Columbia University gave him his first computer when he turned 80. He asked me for advice on the use of Word Perfect 5.1 (a version of word processing software he saw no reason to improve upon). A few weeks later when he mentioned, over his evening martini, that he had written a few macros it became obvious that my usefulness was rapidly melting away. He systematically explored every byway in every drop down menu and read the entire operating manual until he was familiar with every feature of the software and all twelve function keys. Years later, when it became no longer practical for him to use his DOS based computer he reluctantly upgraded to a Windows machine. Initially he had difficulty associating the movements of the plastic rodent with that of the cursor, but in short order he became skilled. He never forgot the conveniences he had previously enjoyed, however; pinned to the bookshelf, next to his computer today, is a neatly written list of keyboard commands from his DOS days. I should have tried one, it might have activated some Old Testament macro for organizing clerihews, of which he had a huge collection.

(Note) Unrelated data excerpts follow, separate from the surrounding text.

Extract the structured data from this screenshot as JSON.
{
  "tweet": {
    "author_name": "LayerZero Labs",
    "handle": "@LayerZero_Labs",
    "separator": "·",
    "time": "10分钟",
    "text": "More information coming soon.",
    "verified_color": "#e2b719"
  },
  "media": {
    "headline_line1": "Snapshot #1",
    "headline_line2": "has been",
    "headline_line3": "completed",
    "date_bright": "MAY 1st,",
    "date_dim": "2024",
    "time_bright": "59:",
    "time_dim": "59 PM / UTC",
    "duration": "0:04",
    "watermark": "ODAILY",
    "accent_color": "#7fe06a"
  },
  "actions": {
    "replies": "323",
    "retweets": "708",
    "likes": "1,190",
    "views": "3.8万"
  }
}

When he returned a computer I had lent him some years previously I found that he had left on it half a dozen versions of the introductory pages of From Dawn to Decadence, his cultural history of the last 500 years, each one rewritten in an entirely new way. He was not lazy about what he once described as the hardest labor of all: pushing a pencil across paper.

Still at work in his 90s he complained to a longtime friend, Arthur Krystal, that his memory was going. Ever sensitive, Arthur said “Well let’s see. When was Napoleon born? - ‘August 15, 1769’ Ok, when did Beethoven die? - ‘March 26, 1827’”. Arthur said “I fail to see the problem. Look here, anything you have forgotten no one else ever knew.”

I witnessed little decline in his ability to retrieve information or make connections, right to the very end.

Gavin Parfit lives in New York City with his wife Isabel Barzun.